In spite of the absurdity of the claims, Pulp Wars is not the only place they are made. Asia Pulp & Paper, a massive corporation responsible for clear cutting the Paradise Rainforest, made the exact same claims about in a report called “Green Protectionism.” Tellingly, APP’s report came out three days before Langer released the Pulp Wars version. The Times writes:
“Three days later, Mr. Langer came out with his own detailed report that hewed to these same themes, and put up a Web site, pulpwars.com, to promote it. Titled “Empires of Collusion,” it reads like a brief for Asia Pulp & Paper and has been followed by reports on subjects like palm oil and American paper industry subsidies that are important to Asia Pulp & Paper and its parent company, Sinar Mas. He has worked these issues into podcasts, Facebook postings and opinion columns, often with a folksy Tea Party-friendly twist... Although some of his material cites Asia Pulp & Paper, Mr. Langer insists that he had not even heard of the company.”
In addition to suspiciously similar reports, Langer is linked to other people and groups who have run public relations campaigns for Asia Pulp and Paper, as this graphic by the New York Times shows.

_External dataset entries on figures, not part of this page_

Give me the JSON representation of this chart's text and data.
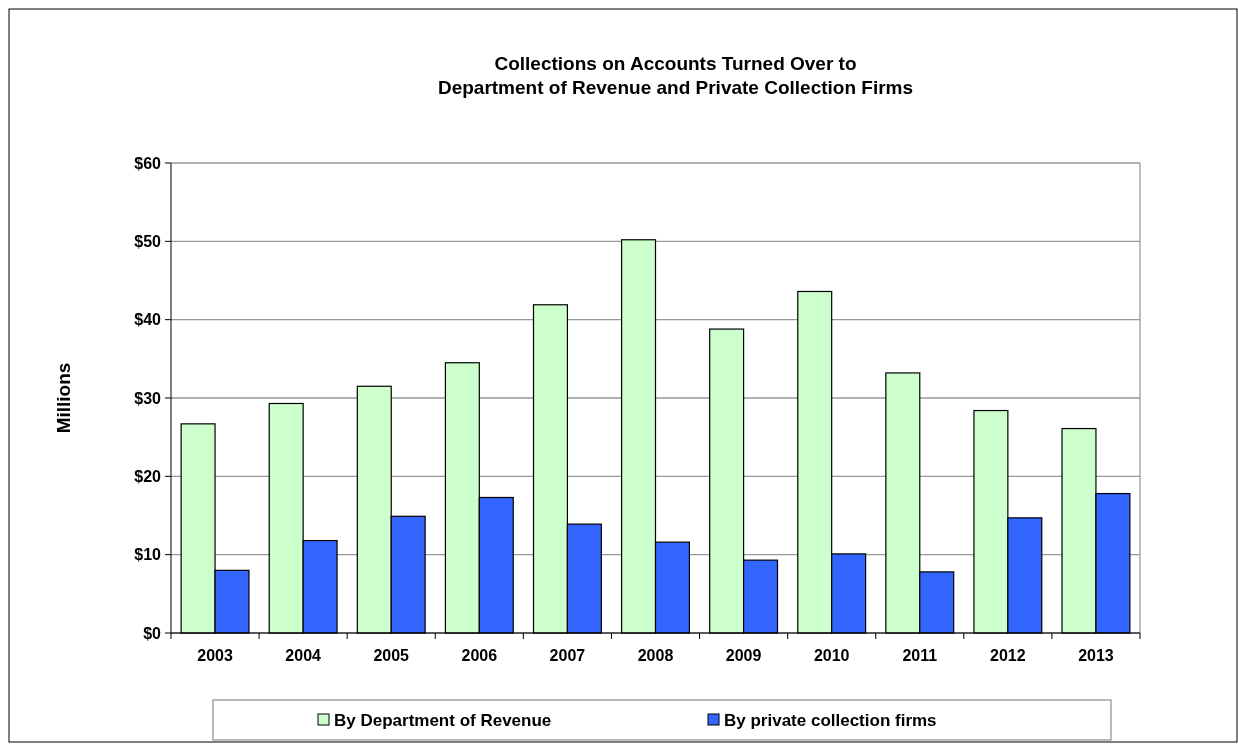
{
  "chart_data": {
    "type": "bar",
    "title": "Collections on Accounts Turned Over to\nDepartment of Revenue and Private Collection Firms",
    "ylabel": "Millions",
    "categories": [
      "2003",
      "2004",
      "2005",
      "2006",
      "2007",
      "2008",
      "2009",
      "2010",
      "2011",
      "2012",
      "2013"
    ],
    "series": [
      {
        "name": "By Department of Revenue",
        "color": "#ccffcc",
        "values": [
          26.7,
          29.3,
          31.5,
          34.5,
          41.9,
          50.2,
          38.8,
          43.6,
          33.2,
          28.4,
          26.1
        ]
      },
      {
        "name": "By private collection firms",
        "color": "#3366ff",
        "values": [
          8.0,
          11.8,
          14.9,
          17.3,
          13.9,
          11.6,
          9.3,
          10.1,
          7.8,
          14.7,
          17.8
        ]
      }
    ],
    "ylim": [
      0,
      60
    ],
    "yticks": [
      {
        "value": 0,
        "label": "$0"
      },
      {
        "value": 10,
        "label": "$10"
      },
      {
        "value": 20,
        "label": "$20"
      },
      {
        "value": 30,
        "label": "$30"
      },
      {
        "value": 40,
        "label": "$40"
      },
      {
        "value": 50,
        "label": "$50"
      },
      {
        "value": 60,
        "label": "$60"
      }
    ],
    "grid": "y",
    "legend": "bottom"
  }
}
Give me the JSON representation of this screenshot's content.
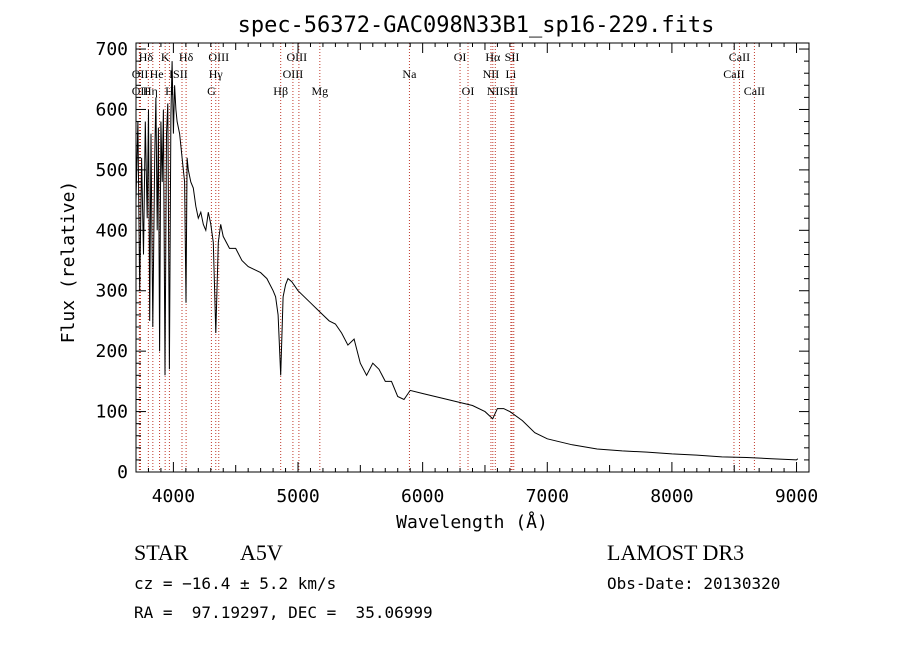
{
  "chart_data": {
    "type": "line",
    "title": "spec-56372-GAC098N33B1_sp16-229.fits",
    "xlabel": "Wavelength (Å)",
    "ylabel": "Flux (relative)",
    "xlim": [
      3700,
      9100
    ],
    "ylim": [
      0,
      710
    ],
    "xticks": [
      4000,
      5000,
      6000,
      7000,
      8000,
      9000
    ],
    "yticks": [
      0,
      100,
      200,
      300,
      400,
      500,
      600,
      700
    ],
    "grid": false,
    "series": [
      {
        "name": "flux",
        "x": [
          3700,
          3715,
          3730,
          3745,
          3760,
          3775,
          3790,
          3800,
          3810,
          3820,
          3835,
          3850,
          3860,
          3870,
          3880,
          3889,
          3900,
          3910,
          3920,
          3933,
          3945,
          3955,
          3968,
          3980,
          3990,
          4000,
          4010,
          4020,
          4030,
          4050,
          4070,
          4090,
          4101,
          4110,
          4120,
          4140,
          4160,
          4180,
          4200,
          4220,
          4240,
          4260,
          4280,
          4300,
          4320,
          4340,
          4360,
          4380,
          4400,
          4450,
          4500,
          4550,
          4600,
          4650,
          4700,
          4750,
          4800,
          4820,
          4840,
          4861,
          4880,
          4900,
          4920,
          4950,
          5000,
          5050,
          5100,
          5150,
          5200,
          5250,
          5300,
          5350,
          5400,
          5450,
          5500,
          5550,
          5600,
          5650,
          5700,
          5750,
          5800,
          5850,
          5900,
          6000,
          6100,
          6200,
          6300,
          6400,
          6500,
          6562,
          6600,
          6650,
          6700,
          6800,
          6900,
          7000,
          7100,
          7200,
          7400,
          7600,
          7800,
          8000,
          8200,
          8400,
          8600,
          8800,
          9000,
          9010
        ],
        "y": [
          450,
          580,
          300,
          520,
          360,
          580,
          420,
          600,
          250,
          560,
          240,
          520,
          620,
          400,
          570,
          200,
          580,
          480,
          600,
          160,
          560,
          610,
          170,
          590,
          680,
          560,
          640,
          600,
          580,
          560,
          520,
          480,
          280,
          520,
          500,
          480,
          470,
          440,
          420,
          430,
          410,
          400,
          430,
          410,
          380,
          230,
          380,
          410,
          390,
          370,
          370,
          350,
          340,
          335,
          330,
          320,
          300,
          290,
          260,
          160,
          290,
          310,
          320,
          315,
          300,
          290,
          280,
          270,
          260,
          250,
          245,
          230,
          210,
          220,
          180,
          160,
          180,
          170,
          150,
          150,
          125,
          120,
          135,
          130,
          125,
          120,
          115,
          110,
          100,
          88,
          105,
          105,
          100,
          85,
          65,
          55,
          50,
          45,
          38,
          35,
          33,
          30,
          28,
          25,
          24,
          22,
          20,
          22
        ]
      }
    ],
    "lines": [
      {
        "name": "Hε",
        "wavelength": 3727
      },
      {
        "name": "OII",
        "wavelength": 3729
      },
      {
        "name": "OII",
        "wavelength": 3736
      },
      {
        "name": "Hη",
        "wavelength": 3799
      },
      {
        "name": "Hθ",
        "wavelength": 3835
      },
      {
        "name": "HeI",
        "wavelength": 3889
      },
      {
        "name": "K",
        "wavelength": 3934
      },
      {
        "name": "H",
        "wavelength": 3968
      },
      {
        "name": "SII",
        "wavelength": 4069
      },
      {
        "name": "Hδ",
        "wavelength": 4102
      },
      {
        "name": "G",
        "wavelength": 4305
      },
      {
        "name": "Hγ",
        "wavelength": 4340
      },
      {
        "name": "OIII",
        "wavelength": 4364
      },
      {
        "name": "Hβ",
        "wavelength": 4861
      },
      {
        "name": "OIII",
        "wavelength": 4959
      },
      {
        "name": "OIII",
        "wavelength": 5007
      },
      {
        "name": "Mg",
        "wavelength": 5175
      },
      {
        "name": "Na",
        "wavelength": 5894
      },
      {
        "name": "OI",
        "wavelength": 6300
      },
      {
        "name": "OI",
        "wavelength": 6364
      },
      {
        "name": "NII",
        "wavelength": 6548
      },
      {
        "name": "Hα",
        "wavelength": 6563
      },
      {
        "name": "NII",
        "wavelength": 6583
      },
      {
        "name": "Li",
        "wavelength": 6708
      },
      {
        "name": "SII",
        "wavelength": 6717
      },
      {
        "name": "SII",
        "wavelength": 6731
      },
      {
        "name": "CaII",
        "wavelength": 8498
      },
      {
        "name": "CaII",
        "wavelength": 8542
      },
      {
        "name": "CaII",
        "wavelength": 8662
      }
    ],
    "line_labels": [
      {
        "text": "Hδ",
        "wavelength": 3780,
        "row": 0
      },
      {
        "text": "K",
        "wavelength": 3934,
        "row": 0
      },
      {
        "text": "Hδ",
        "wavelength": 4102,
        "row": 0
      },
      {
        "text": "OIII",
        "wavelength": 4364,
        "row": 0
      },
      {
        "text": "OIII",
        "wavelength": 4990,
        "row": 0
      },
      {
        "text": "OI",
        "wavelength": 6300,
        "row": 0
      },
      {
        "text": "Hα",
        "wavelength": 6563,
        "row": 0
      },
      {
        "text": "SII",
        "wavelength": 6717,
        "row": 0
      },
      {
        "text": "CaII",
        "wavelength": 8542,
        "row": 0
      },
      {
        "text": "OII",
        "wavelength": 3733,
        "row": 1
      },
      {
        "text": "He",
        "wavelength": 3865,
        "row": 1
      },
      {
        "text": "ISII",
        "wavelength": 4040,
        "row": 1
      },
      {
        "text": "Hγ",
        "wavelength": 4340,
        "row": 1
      },
      {
        "text": "OIII",
        "wavelength": 4959,
        "row": 1
      },
      {
        "text": "Na",
        "wavelength": 5894,
        "row": 1
      },
      {
        "text": "NII",
        "wavelength": 6548,
        "row": 1
      },
      {
        "text": "Li",
        "wavelength": 6708,
        "row": 1
      },
      {
        "text": "CaII",
        "wavelength": 8498,
        "row": 1
      },
      {
        "text": "OII",
        "wavelength": 3733,
        "row": 2
      },
      {
        "text": "Hη",
        "wavelength": 3815,
        "row": 2
      },
      {
        "text": "H",
        "wavelength": 3968,
        "row": 2
      },
      {
        "text": "G",
        "wavelength": 4305,
        "row": 2
      },
      {
        "text": "Hβ",
        "wavelength": 4861,
        "row": 2
      },
      {
        "text": "Mg",
        "wavelength": 5175,
        "row": 2
      },
      {
        "text": "OI",
        "wavelength": 6364,
        "row": 2
      },
      {
        "text": "NIISII",
        "wavelength": 6640,
        "row": 2
      },
      {
        "text": "CaII",
        "wavelength": 8662,
        "row": 2
      }
    ],
    "colors": {
      "spectrum": "#000000",
      "lines": "#c0392b",
      "axes": "#000000"
    }
  },
  "info": {
    "class_label": "STAR",
    "subclass": "A5V",
    "redshift": "cz = −16.4 ± 5.2 km/s",
    "coords": "RA =  97.19297, DEC =  35.06999",
    "survey": "LAMOST DR3",
    "obs_date": "Obs-Date: 20130320"
  }
}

Langer and his institute are a perfect example of how professional apologists masquerade as tea party populists, couching pro-corporate propaganda in democratic language. But he is not the biggest or the baddest in the corporate shill industry. Groups like the Koch funded American’s for Prosperity and Dick Armey’s Freedomworks (both of whom Langer has worked closely with), are much better funded, yet their funding and motives are equally obscure. As Greenpeace’s Scott Paul says: “If you can spend as much money as you want and remain anonymous, then it doesn’t matter if you’re an overseas company or the Koch brothers, you pay the same network of anti-regulatory front groups.”